The general rule in this state is that a person who contracts or deals with a corporation as such will be estopped to deny its corporate existence in an action arising out of or involving the contract. Our appellate courts have stated many times that when a person enters into a contract with an entity purporting to be a corporation, and such entity is described in the contract by its corporate name, such person admits the legal existence of the corporation with reference to any action brought to enforce the contract, and for the purpose of that action will not be allowed to question the legality of the corporate existence. Imboden v. Etowah & Battle Branch &c. Mining Co., 70 Ga. 86; Orr v. McLeay, 6 Ga. App. 417 (65 SE 164); Brown v. Atlanta R. &c. Co., 113 Ga. 462, 468 (39 SE 71); Rogers v. McKinley, 52 Ga. App. 161 (182 SE 805); West v. Flynn Realty Co., 53 Ga. App. 594, 595 (186 SE 753); City of Jefferson v. Holder, 195 Ga. 346 (24 SE2d 187).
Under the new Georgia Business Corporation Code effective April 1, 1969, there is no longer any concept of a de facto corporation as far as that doctrine applies to defectively incorporated domestic corporations. Kaplan's Nadler Ga. Corp. Law, § 3-9. This view is supported by Code Ann. § 22-804 which makes the Secretary of State's certificate of incorporation conclusive evidence of incorporation except as to the State. In addition to the above, Code Ann. § 22-204 makes persons assuming to act as a corporation before their certificate of incorporation has been issued jointly and severally liable for all debts and liabilities arising as a result of those acts.

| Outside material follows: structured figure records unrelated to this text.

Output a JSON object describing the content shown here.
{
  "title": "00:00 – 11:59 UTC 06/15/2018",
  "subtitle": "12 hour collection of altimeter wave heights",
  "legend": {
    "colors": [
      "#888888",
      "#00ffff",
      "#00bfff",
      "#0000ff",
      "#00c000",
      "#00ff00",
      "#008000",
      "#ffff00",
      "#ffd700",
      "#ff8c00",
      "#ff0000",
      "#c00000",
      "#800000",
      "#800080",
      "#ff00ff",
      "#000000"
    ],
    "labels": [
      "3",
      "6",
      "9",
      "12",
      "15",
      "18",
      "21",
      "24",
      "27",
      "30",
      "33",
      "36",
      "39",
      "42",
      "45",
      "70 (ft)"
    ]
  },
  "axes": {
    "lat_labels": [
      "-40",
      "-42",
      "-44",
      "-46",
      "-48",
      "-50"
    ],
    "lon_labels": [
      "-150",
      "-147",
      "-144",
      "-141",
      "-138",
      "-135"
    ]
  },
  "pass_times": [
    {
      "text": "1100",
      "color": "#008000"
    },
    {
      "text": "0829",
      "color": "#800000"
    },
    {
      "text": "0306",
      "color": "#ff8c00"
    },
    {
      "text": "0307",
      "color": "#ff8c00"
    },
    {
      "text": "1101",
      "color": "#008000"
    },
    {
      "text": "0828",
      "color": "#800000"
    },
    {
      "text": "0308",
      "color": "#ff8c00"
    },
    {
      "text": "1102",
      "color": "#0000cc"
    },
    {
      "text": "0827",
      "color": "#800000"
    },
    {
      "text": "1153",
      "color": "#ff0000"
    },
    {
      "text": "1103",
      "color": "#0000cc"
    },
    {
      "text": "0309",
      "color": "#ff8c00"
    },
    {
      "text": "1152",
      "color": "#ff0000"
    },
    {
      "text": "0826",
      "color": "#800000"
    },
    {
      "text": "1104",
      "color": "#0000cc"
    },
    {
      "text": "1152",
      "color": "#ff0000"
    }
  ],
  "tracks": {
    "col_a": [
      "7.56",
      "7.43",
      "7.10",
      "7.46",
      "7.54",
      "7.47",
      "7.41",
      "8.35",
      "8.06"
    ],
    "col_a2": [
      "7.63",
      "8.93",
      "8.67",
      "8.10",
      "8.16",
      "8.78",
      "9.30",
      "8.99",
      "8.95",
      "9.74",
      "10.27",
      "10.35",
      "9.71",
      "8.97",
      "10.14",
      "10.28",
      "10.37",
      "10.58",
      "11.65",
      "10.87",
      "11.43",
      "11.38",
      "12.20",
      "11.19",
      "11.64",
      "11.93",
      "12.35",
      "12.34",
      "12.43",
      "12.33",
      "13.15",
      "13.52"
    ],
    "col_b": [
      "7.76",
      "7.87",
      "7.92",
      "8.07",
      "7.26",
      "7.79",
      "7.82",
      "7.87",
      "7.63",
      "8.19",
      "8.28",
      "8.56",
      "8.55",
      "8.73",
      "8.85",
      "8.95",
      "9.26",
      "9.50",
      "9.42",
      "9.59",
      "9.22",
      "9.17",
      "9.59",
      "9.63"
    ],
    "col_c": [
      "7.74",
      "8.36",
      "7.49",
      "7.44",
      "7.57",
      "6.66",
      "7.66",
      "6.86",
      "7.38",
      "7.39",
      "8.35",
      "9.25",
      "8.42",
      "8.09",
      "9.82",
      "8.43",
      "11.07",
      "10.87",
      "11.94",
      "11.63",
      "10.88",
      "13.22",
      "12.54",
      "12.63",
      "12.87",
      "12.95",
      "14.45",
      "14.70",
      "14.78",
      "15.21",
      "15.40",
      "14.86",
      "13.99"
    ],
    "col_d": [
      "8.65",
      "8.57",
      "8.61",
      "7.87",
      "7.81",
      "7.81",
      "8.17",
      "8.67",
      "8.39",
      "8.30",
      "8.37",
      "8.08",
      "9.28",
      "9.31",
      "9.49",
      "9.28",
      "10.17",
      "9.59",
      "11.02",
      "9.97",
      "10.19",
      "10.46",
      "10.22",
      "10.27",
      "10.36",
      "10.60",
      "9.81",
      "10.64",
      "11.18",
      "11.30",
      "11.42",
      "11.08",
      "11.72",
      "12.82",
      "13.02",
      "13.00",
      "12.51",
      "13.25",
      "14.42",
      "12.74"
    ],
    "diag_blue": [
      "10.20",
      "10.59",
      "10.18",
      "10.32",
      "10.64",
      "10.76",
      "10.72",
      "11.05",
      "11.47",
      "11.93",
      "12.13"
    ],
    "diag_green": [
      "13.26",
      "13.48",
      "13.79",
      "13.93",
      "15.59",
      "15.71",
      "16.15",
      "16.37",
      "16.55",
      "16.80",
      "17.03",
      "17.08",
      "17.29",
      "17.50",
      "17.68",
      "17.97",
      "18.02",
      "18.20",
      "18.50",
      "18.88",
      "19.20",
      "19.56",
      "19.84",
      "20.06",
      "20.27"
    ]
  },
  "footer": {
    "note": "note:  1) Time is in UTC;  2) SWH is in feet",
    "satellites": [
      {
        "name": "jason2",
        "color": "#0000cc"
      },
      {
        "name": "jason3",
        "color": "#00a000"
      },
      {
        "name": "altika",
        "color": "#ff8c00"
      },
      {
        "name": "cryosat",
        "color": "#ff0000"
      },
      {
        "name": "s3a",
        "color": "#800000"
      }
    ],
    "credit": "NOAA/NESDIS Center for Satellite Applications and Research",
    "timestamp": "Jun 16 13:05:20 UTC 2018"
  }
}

Although de facto corporations have been eliminated in this state, the comments after Code Ann. § 22-204 contain the following language: "The doctrine of corporation by estoppel will not be affected by this section. See Code Ann., former § 22-714, which *875 the new Title 22 specifically retains as § 22-5103." Code Ann. § 22-5103 states that: "The existence of a corporation, claiming a charter under color of law, cannot be collaterally attacked by persons who have dealt with it as a corporation. Such persons are estopped from denying its corporate existence." Without the re-enactment of Code Ann. § 22-5103 into the Corporation Code, we perceive that the doctrine of corporation by estoppel as well as de facto corporations would have been eliminated and "put to rest." This has been the conclusion in other jurisdictions where such language as found in our Code Ann. § 22-5103 is not included in the Business Corporation Code. For an excellent discussion on this point see Robertson v. Levy, 197 A. 2d 443 (D. C. Ct. of App.)
The petition in this case alleges that prior to and at the time the lease was executed the appellants held themselves out as Sandy Springs West, Inc., and that Bennett dealt with them as such corporation. Such allegations, if proven, would authorize the application of the doctrine of corporation by estoppel.
We reverse the judgment of the trial court in so far as it dismissed Cahoon's complaint and Cline's counterclaim for failure to state a claim upon which relief could be granted. The correctness of the other rulings of the trial court cannot be determined until after an evidentiary hearing and a ruling on the applicability of the doctrine of corporation by estoppel to the proven facts.
Judgment reversed. All the Justices concur.